Estos últimos diez días hemos comprobado las consecuencias de un Estado indefenso, desnudado a base de concesiones, cuarteado hasta el extremo durante décadas. Una máquina de generar subdelegaciones, sueldos, que como dijo Felipe González, no descentraliza sino que centrifuga. Ante un reto de tal magnitud, los mecanismos de defensa del Estado se han visto desbordados no tanto por los medios disponibles, sino por la imposibilidad de acceder hasta ellos. Las alertas no funcionaron, entre otras cosas, por la tardanza, pero también por la dependencia de varios organismos implicados. A tres comunidades autónomas, Región de Murcia, Castilla-La Mancha y Valencia, hay que sumar las confederaciones hidrográficas, dependientes del Ministerio de Transición Ecológica, una cadena de mensajes, tardanzas y discusiones que han resultado nefastos.
Otra pregunta que ronda dramáticamente la cuestión medular es quién se encarga de gestionar todos estos recursos que deben servir como defensa de la ciudadanía. En este punto abrimos la puerta a la gran cuestión de la meritocracia. Las administraciones de este país están plagadas de nombramientos a dedo, personas con escasa preparación que, a la hora de la verdad, requieren de conocimiento y experiencia en la gestión. Es lo que ha faltado en Valencia. En España se ha primado el nepotismo a la eficacia, y los muertos aún siguen en las ramblas del Levante.
Cargos, enchufes, ausencia de responsabilidad y mucha ideología. Es lo que sobra en estos momentos, es lo que convierte a España en un Estado fallido, inoperante ante una DANA, ante una pandemia. Nos gestiona, en su mayor parte, gente que no ha dirigido en su vida ni una pequeña empresa. Políticos profesionales que, mientras usted pasaba su adolescencia estudiando una carrera, pegaban carteles y aplaudían en los sótanos del partido. A uno y otro lado, nuevos y viejos, la política es una tabla de salvación para toda una generación de burócratas incapaces de asumir responsabilidades, pero puntuales a la hora de reclamar su sueldo público.
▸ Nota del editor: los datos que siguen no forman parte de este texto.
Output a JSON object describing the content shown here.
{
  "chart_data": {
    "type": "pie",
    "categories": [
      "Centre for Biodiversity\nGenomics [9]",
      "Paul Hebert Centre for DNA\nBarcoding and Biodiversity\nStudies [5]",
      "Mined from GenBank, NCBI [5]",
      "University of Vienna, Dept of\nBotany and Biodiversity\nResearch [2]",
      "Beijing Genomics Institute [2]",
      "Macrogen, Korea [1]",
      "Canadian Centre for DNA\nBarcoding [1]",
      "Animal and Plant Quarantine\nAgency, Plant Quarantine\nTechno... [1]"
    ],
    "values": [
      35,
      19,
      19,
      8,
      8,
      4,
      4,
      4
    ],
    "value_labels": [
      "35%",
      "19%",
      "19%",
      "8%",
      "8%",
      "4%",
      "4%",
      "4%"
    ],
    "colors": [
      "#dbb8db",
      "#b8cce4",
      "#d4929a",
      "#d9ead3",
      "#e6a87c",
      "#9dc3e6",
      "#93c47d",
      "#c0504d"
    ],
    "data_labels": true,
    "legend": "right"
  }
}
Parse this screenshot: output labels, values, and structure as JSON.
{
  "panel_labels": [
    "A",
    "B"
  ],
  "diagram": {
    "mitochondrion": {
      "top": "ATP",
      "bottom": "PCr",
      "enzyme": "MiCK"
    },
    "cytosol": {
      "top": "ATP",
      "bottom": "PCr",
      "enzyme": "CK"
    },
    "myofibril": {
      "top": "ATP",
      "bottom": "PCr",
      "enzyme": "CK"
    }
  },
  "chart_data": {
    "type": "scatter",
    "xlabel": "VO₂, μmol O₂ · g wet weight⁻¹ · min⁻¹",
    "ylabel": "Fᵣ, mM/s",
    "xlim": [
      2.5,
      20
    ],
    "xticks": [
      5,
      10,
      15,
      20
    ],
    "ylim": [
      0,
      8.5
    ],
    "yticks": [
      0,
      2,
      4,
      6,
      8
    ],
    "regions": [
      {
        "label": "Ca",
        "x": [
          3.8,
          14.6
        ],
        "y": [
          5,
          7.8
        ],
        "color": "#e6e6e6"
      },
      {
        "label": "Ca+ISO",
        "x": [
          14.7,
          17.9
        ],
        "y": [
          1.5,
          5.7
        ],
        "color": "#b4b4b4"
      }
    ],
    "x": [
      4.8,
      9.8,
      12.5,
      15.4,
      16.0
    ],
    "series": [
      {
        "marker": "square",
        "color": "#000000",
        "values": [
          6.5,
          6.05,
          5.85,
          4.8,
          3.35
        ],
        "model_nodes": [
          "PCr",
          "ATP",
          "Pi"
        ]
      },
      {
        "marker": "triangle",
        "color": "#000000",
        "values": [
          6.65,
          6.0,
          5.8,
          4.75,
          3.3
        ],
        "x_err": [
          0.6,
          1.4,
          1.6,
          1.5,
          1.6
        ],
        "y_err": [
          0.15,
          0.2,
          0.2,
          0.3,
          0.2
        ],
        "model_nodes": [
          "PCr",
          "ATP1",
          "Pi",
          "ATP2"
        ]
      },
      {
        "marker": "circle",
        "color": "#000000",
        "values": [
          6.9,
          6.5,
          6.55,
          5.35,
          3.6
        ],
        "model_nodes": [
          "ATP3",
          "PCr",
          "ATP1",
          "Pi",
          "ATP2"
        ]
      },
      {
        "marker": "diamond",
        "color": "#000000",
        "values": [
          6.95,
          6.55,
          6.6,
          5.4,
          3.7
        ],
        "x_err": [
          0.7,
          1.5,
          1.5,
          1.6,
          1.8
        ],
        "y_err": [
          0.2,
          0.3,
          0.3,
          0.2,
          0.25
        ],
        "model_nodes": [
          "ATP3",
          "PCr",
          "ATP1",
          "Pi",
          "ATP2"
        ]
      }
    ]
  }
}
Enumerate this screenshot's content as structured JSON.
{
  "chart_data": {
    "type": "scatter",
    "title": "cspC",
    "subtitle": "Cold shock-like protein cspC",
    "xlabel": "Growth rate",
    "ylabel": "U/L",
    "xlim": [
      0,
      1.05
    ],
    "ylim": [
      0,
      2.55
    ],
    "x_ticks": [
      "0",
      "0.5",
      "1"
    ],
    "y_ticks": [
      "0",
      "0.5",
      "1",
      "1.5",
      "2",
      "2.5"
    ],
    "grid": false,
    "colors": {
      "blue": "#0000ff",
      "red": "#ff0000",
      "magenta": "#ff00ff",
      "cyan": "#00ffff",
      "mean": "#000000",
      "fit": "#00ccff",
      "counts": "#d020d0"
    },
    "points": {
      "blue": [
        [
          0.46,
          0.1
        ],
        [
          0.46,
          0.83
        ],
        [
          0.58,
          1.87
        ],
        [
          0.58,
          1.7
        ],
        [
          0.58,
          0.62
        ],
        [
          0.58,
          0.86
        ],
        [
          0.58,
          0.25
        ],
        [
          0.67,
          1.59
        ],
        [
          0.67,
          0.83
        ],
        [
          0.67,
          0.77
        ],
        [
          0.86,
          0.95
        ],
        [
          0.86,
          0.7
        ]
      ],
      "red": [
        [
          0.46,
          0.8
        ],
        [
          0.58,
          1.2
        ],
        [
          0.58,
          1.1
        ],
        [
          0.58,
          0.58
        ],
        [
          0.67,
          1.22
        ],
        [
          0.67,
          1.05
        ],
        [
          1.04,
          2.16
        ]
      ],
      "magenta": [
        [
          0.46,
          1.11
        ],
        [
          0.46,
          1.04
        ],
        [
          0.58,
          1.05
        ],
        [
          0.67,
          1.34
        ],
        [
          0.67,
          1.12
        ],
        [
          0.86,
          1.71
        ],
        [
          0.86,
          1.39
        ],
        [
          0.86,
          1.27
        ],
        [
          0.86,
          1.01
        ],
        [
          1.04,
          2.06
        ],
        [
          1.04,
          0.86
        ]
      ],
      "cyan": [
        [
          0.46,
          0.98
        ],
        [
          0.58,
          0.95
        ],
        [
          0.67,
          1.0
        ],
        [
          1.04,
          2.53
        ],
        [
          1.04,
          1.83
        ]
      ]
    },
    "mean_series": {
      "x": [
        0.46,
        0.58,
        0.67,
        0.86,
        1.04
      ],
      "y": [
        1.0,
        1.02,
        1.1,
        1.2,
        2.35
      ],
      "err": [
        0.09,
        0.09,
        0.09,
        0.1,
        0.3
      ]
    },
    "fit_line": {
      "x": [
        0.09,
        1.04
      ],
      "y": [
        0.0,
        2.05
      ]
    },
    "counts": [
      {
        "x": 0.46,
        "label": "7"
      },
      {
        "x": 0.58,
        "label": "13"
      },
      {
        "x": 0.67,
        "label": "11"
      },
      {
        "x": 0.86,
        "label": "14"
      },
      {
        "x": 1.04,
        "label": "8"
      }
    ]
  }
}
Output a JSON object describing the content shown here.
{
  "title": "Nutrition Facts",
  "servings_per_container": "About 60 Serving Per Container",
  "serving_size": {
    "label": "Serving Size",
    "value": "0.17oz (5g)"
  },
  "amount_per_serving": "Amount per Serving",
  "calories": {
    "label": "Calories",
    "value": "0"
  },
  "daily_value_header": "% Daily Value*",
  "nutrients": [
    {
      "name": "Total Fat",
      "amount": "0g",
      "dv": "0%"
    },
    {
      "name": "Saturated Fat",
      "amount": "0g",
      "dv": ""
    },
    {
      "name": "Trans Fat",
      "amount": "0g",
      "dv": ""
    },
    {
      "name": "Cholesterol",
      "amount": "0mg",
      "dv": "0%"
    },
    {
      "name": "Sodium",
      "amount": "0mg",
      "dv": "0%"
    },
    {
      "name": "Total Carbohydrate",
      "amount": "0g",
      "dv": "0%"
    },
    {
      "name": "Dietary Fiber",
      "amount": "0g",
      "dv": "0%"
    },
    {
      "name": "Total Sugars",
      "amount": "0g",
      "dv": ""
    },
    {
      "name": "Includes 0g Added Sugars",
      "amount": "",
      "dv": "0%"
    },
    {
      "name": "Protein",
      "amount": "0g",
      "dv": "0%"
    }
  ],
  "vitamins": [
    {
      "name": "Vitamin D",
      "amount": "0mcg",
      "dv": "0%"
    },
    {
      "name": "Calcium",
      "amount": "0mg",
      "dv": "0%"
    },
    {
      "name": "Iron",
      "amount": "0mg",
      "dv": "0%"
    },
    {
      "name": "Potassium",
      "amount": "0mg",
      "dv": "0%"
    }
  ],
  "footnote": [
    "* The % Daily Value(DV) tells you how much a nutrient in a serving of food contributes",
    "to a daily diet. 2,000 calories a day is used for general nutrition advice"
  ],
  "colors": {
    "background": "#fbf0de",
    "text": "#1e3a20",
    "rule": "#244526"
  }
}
Escribe el dolor, por su puesto. El dolor de una tragedia que se podía haber evitado. No en su dimensión material, pero sí en el número de víctimas. La resaca del fango nos ha dejado un presidente de la Comunidad Valenciana, Carlos Mazón, inoperante y asustado. Su falta de preparación, la de su equipo, ha costado vidas. Su inutilidad hoy apesta las calles de Valencia. También la de un presidente del Gobierno, Pedro Sánchez, deshumanizado, incapaz de estar a la altura de su cargo, traficando sus intereses vitales (no ya políticos) a cambio de la destrucción de toda una región. Mientras Valencia olía a muerto, él se frotaba las manos. ¿Cuántas víctimas se podrían haber evitado si hubiésemos tenido a las personas adecuadas al frente de los organismos precisos? ¿Cuántos entierros nos estaríamos ahorrando ahora si España fuese un Estado fuerte, que sabe a dónde va y no un conjunto de taifas plurinacionales, inoperantes, hambrientas y egoístas?
Si me lo dicen hace años no lo hubiese creído. Lo único que queda de España es la Monarquía. La que soporta el barro en la cara y dignifica la memoria de los muertos.